Updates come fairly regularly. The latest release at v10.12.4 fixed a module import issue.

Keep an eye on the GitHub releases if you're self-hosting, though updates are usually painless. Backup your config and databases first (obviously), but the process isn't painful. The project team does think about backwards compatibility.

One more: make sure you're running a compatible Node.js version. The project requires Node 16.20.2 or newer. If you're on some ancient LTS version because it's "stable," you might need to upgrade. Check your version with node - version before you install.


How MCSManager Compares

If MCSManager doesn't click for you, there are other options. Pterodactyl Panel is the other big open-source choice - it's also free, very slick UI, but it's heavier. Pterodactyl requires Docker (honestly a pro if you're already containerizing everything, a hassle if you're not). It's also community-run at this point.

Commercial hosting panels like Nitrado or GameServers have everything built in but cost money and lock you into their servers.

For pure Minecraft, some people use Crafty Controller, which is simpler and lighter than MCSManager. Trade-off: it's single-machine focused. Want to manage five physical boxes? MCSManager does it, Crafty doesn't.

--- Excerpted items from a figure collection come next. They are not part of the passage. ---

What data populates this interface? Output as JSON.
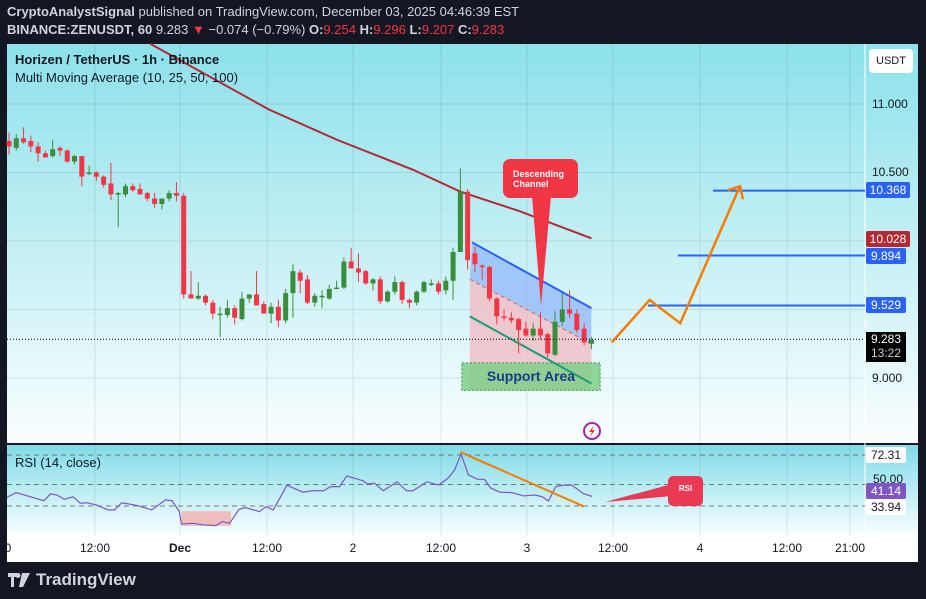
{
  "header": {
    "author": "CryptoAnalystSignal",
    "published": "published on TradingView.com, December 03, 2025 04:46:39 EST",
    "symbol": "BINANCE:ZENUSDT, 60",
    "last": "9.283",
    "change": "−0.074 (−0.79%)",
    "o_label": "O:",
    "o": "9.254",
    "h_label": "H:",
    "h": "9.296",
    "l_label": "L:",
    "l": "9.207",
    "c_label": "C:",
    "c": "9.283"
  },
  "legend": {
    "title": "Horizen / TetherUS · 1h · Binance",
    "indicator": "Multi Moving Average (10, 25, 50, 100)",
    "rsi": "RSI (14, close)"
  },
  "price_axis": {
    "currency": "USDT",
    "ticks": [
      "11.000",
      "10.500",
      "9.000"
    ],
    "tags": {
      "t10368": "10.368",
      "t10028": "10.028",
      "t9894": "9.894",
      "t9529": "9.529",
      "last": "9.283",
      "countdown": "13:22"
    },
    "rsi_ticks": {
      "upper": "72.31",
      "mid": "50.00",
      "current": "41.14",
      "lower": "33.94"
    }
  },
  "time_axis": [
    "0",
    "12:00",
    "Dec",
    "12:00",
    "2",
    "12:00",
    "3",
    "12:00",
    "4",
    "12:00",
    "21:00"
  ],
  "annotations": {
    "channel_label": "Descending Channel",
    "support_label": "Support Area",
    "rsi_label": "RSI"
  },
  "brand": "TradingView",
  "colors": {
    "up": "#388e3c",
    "down": "#f23645",
    "ma": "#b22833",
    "levels": "#2962ff",
    "projection": "#f57c00",
    "rsi": "#7e57c2"
  },
  "chart_data": {
    "type": "candlestick",
    "title": "Horizen / TetherUS · 1h · Binance",
    "ylim": [
      8.5,
      11.44
    ],
    "candles_ohlc": [
      [
        10.73,
        10.79,
        10.63,
        10.69
      ],
      [
        10.68,
        10.78,
        10.66,
        10.75
      ],
      [
        10.75,
        10.83,
        10.71,
        10.72
      ],
      [
        10.73,
        10.77,
        10.65,
        10.69
      ],
      [
        10.69,
        10.72,
        10.58,
        10.64
      ],
      [
        10.64,
        10.66,
        10.61,
        10.61
      ],
      [
        10.62,
        10.74,
        10.61,
        10.67
      ],
      [
        10.68,
        10.69,
        10.62,
        10.66
      ],
      [
        10.66,
        10.67,
        10.57,
        10.58
      ],
      [
        10.58,
        10.63,
        10.56,
        10.62
      ],
      [
        10.62,
        10.62,
        10.4,
        10.47
      ],
      [
        10.49,
        10.55,
        10.48,
        10.5
      ],
      [
        10.5,
        10.51,
        10.44,
        10.47
      ],
      [
        10.47,
        10.48,
        10.39,
        10.41
      ],
      [
        10.42,
        10.57,
        10.3,
        10.34
      ],
      [
        10.35,
        10.36,
        10.1,
        10.35
      ],
      [
        10.34,
        10.42,
        10.32,
        10.4
      ],
      [
        10.4,
        10.42,
        10.36,
        10.37
      ],
      [
        10.38,
        10.42,
        10.34,
        10.34
      ],
      [
        10.35,
        10.36,
        10.29,
        10.31
      ],
      [
        10.31,
        10.35,
        10.24,
        10.27
      ],
      [
        10.27,
        10.3,
        10.23,
        10.31
      ],
      [
        10.31,
        10.37,
        10.29,
        10.35
      ],
      [
        10.35,
        10.43,
        10.29,
        10.33
      ],
      [
        10.33,
        10.35,
        9.58,
        9.61
      ],
      [
        9.61,
        9.78,
        9.58,
        9.58
      ],
      [
        9.58,
        9.7,
        9.57,
        9.6
      ],
      [
        9.6,
        9.61,
        9.53,
        9.55
      ],
      [
        9.55,
        9.57,
        9.43,
        9.47
      ],
      [
        9.47,
        9.52,
        9.3,
        9.47
      ],
      [
        9.46,
        9.57,
        9.44,
        9.51
      ],
      [
        9.51,
        9.53,
        9.39,
        9.44
      ],
      [
        9.43,
        9.63,
        9.42,
        9.58
      ],
      [
        9.58,
        9.61,
        9.55,
        9.61
      ],
      [
        9.61,
        9.78,
        9.6,
        9.53
      ],
      [
        9.54,
        9.56,
        9.47,
        9.47
      ],
      [
        9.47,
        9.55,
        9.4,
        9.52
      ],
      [
        9.52,
        9.57,
        9.37,
        9.42
      ],
      [
        9.42,
        9.65,
        9.4,
        9.62
      ],
      [
        9.62,
        9.83,
        9.44,
        9.78
      ],
      [
        9.77,
        9.79,
        9.62,
        9.71
      ],
      [
        9.72,
        9.75,
        9.54,
        9.55
      ],
      [
        9.55,
        9.62,
        9.52,
        9.6
      ],
      [
        9.6,
        9.64,
        9.51,
        9.6
      ],
      [
        9.58,
        9.68,
        9.57,
        9.65
      ],
      [
        9.66,
        9.71,
        9.65,
        9.66
      ],
      [
        9.66,
        9.88,
        9.65,
        9.85
      ],
      [
        9.85,
        9.95,
        9.83,
        9.8
      ],
      [
        9.8,
        9.91,
        9.7,
        9.77
      ],
      [
        9.78,
        9.79,
        9.68,
        9.69
      ],
      [
        9.69,
        9.73,
        9.64,
        9.72
      ],
      [
        9.72,
        9.74,
        9.54,
        9.56
      ],
      [
        9.56,
        9.64,
        9.55,
        9.63
      ],
      [
        9.63,
        9.74,
        9.61,
        9.7
      ],
      [
        9.7,
        9.71,
        9.54,
        9.57
      ],
      [
        9.57,
        9.58,
        9.51,
        9.55
      ],
      [
        9.55,
        9.64,
        9.53,
        9.63
      ],
      [
        9.63,
        9.71,
        9.62,
        9.7
      ],
      [
        9.69,
        9.72,
        9.67,
        9.69
      ],
      [
        9.69,
        9.71,
        9.61,
        9.63
      ],
      [
        9.64,
        9.74,
        9.61,
        9.71
      ],
      [
        9.71,
        9.95,
        9.57,
        9.92
      ],
      [
        9.92,
        10.53,
        9.92,
        10.36
      ],
      [
        10.36,
        10.38,
        9.79,
        9.86
      ],
      [
        9.91,
        9.96,
        9.77,
        9.83
      ],
      [
        9.82,
        9.83,
        9.72,
        9.81
      ],
      [
        9.81,
        9.82,
        9.56,
        9.58
      ],
      [
        9.58,
        9.59,
        9.39,
        9.45
      ],
      [
        9.45,
        9.5,
        9.42,
        9.44
      ],
      [
        9.44,
        9.48,
        9.4,
        9.42
      ],
      [
        9.43,
        9.44,
        9.18,
        9.35
      ],
      [
        9.36,
        9.41,
        9.3,
        9.31
      ],
      [
        9.31,
        9.4,
        9.27,
        9.36
      ],
      [
        9.36,
        9.48,
        9.28,
        9.31
      ],
      [
        9.32,
        9.33,
        9.15,
        9.18
      ],
      [
        9.17,
        9.49,
        9.16,
        9.41
      ],
      [
        9.41,
        9.62,
        9.38,
        9.5
      ],
      [
        9.5,
        9.64,
        9.44,
        9.47
      ],
      [
        9.47,
        9.5,
        9.33,
        9.35
      ],
      [
        9.36,
        9.4,
        9.24,
        9.26
      ],
      [
        9.25,
        9.3,
        9.21,
        9.28
      ]
    ],
    "ma_line": [
      [
        19.4,
        11.44
      ],
      [
        35.7,
        10.96
      ],
      [
        45,
        10.74
      ],
      [
        55.5,
        10.52
      ],
      [
        62,
        10.36
      ],
      [
        70,
        10.22
      ],
      [
        80,
        10.02
      ]
    ],
    "levels": [
      10.368,
      9.894,
      9.529
    ],
    "last_price": 9.283,
    "channel": {
      "upper": [
        [
          63.6,
          9.99
        ],
        [
          80,
          9.51
        ]
      ],
      "mid": [
        [
          63.3,
          9.72
        ],
        [
          80,
          9.25
        ]
      ],
      "lower": [
        [
          63.3,
          9.45
        ],
        [
          80,
          8.96
        ]
      ]
    },
    "support_area": {
      "from_idx": 62.2,
      "to_idx": 81.2,
      "top": 9.11,
      "bottom": 8.91
    },
    "projection": [
      [
        82.8,
        9.26
      ],
      [
        88,
        9.57
      ],
      [
        92.2,
        9.4
      ],
      [
        100.4,
        10.4
      ]
    ],
    "rsi": {
      "ylim": [
        14,
        80
      ],
      "levels": [
        72.31,
        50,
        33.94
      ],
      "current": 41.14,
      "points": [
        [
          -0.3,
          40.5
        ],
        [
          1.0,
          44.0
        ],
        [
          4.8,
          37.9
        ],
        [
          5.7,
          43.0
        ],
        [
          6.6,
          42.2
        ],
        [
          7.6,
          39.0
        ],
        [
          8.8,
          40.9
        ],
        [
          9.8,
          36.0
        ],
        [
          10.7,
          36.4
        ],
        [
          12.0,
          34.7
        ],
        [
          13.6,
          31.0
        ],
        [
          14.5,
          31.0
        ],
        [
          15.5,
          36.4
        ],
        [
          17.7,
          34.2
        ],
        [
          19.6,
          31.0
        ],
        [
          21.5,
          38.5
        ],
        [
          22.4,
          37.9
        ],
        [
          23.4,
          29.7
        ],
        [
          23.7,
          20.4
        ],
        [
          25.2,
          20.9
        ],
        [
          26.8,
          19.7
        ],
        [
          28.4,
          19.2
        ],
        [
          29.3,
          22.2
        ],
        [
          30.3,
          20.9
        ],
        [
          31.6,
          31.5
        ],
        [
          32.5,
          32.7
        ],
        [
          34.4,
          29.7
        ],
        [
          35.3,
          33.4
        ],
        [
          36.3,
          31.0
        ],
        [
          38.2,
          49.7
        ],
        [
          39.1,
          47.3
        ],
        [
          40.4,
          44.3
        ],
        [
          41.6,
          45.4
        ],
        [
          43.2,
          45.4
        ],
        [
          44.2,
          48.5
        ],
        [
          45.4,
          48.5
        ],
        [
          46.4,
          56.5
        ],
        [
          48.6,
          53.0
        ],
        [
          49.2,
          50.5
        ],
        [
          50.2,
          51.0
        ],
        [
          51.4,
          45.4
        ],
        [
          53.3,
          52.2
        ],
        [
          54.6,
          45.4
        ],
        [
          55.5,
          45.4
        ],
        [
          57.4,
          52.2
        ],
        [
          59.0,
          49.7
        ],
        [
          60.3,
          54.8
        ],
        [
          61.2,
          61.0
        ],
        [
          62.1,
          73.0
        ],
        [
          63.1,
          57.3
        ],
        [
          64.4,
          54.0
        ],
        [
          65.3,
          54.0
        ],
        [
          66.2,
          47.3
        ],
        [
          67.5,
          44.3
        ],
        [
          69.1,
          44.0
        ],
        [
          70.7,
          41.5
        ],
        [
          72.2,
          42.2
        ],
        [
          73.2,
          41.0
        ],
        [
          74.1,
          37.7
        ],
        [
          75.1,
          48.5
        ],
        [
          76.0,
          49.5
        ],
        [
          77.3,
          49.7
        ],
        [
          78.9,
          43.3
        ],
        [
          80.1,
          41.1
        ]
      ],
      "trendline": [
        [
          62,
          74.5
        ],
        [
          79,
          33.5
        ]
      ]
    }
  }
}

If you're just running one server and don't need a fancy interface, honestly, you don't need any panel. SSH and a startup script work fine. But the moment you've got two servers or you're delegating to other admins, MCSManager saves enough time that it's worth the setup.

Check out the Minecraft server list to see what other server operators are running. Lots of them manage infrastructure with tools like this.

Frequently Asked Questions

Is MCSManager free to use?
Yes, MCSManager is completely free and open source under the Apache-2.0 license. You can self-host it without any licensing fees or vendor lock-in. Unlike commercial hosting panels, there's no monthly subscription. The only cost is the hardware or VPS you run it on.
What game servers does MCSManager support?
MCSManager primarily supports Minecraft servers in all versions (Java Edition), but it also works with Steam-based game servers like Palworld, Squad, Project Zomboid, and Terraria. It has Docker support, so theoretically any game with a containerized server image can be managed.
What happens if the MCSManager dashboard goes down?
If your dashboard crashes, your game servers keep running—they're independent. MCSManager is just the control interface. You'll lose remote management access until you restart it, but players won't be kicked. Restart MCSManager via SSH or systemd, and you're back in business.
How does MCSManager compare to Pterodactyl?
Both are free and open source, but Pterodactyl requires Docker and has a heavier UI. MCSManager is lighter, works without Docker, and better for managing servers across multiple physical machines. Pterodactyl is slicker for single-machine setups. Choose based on your infrastructure and preference.
Can I manage servers on different machines with MCSManager?
Yes, that's MCSManager's main strength. Install the daemon on each physical server, then connect them all to one central web dashboard. You can run Minecraft 26.1.2 on Server A, a different game on Server B, and manage both from one interface.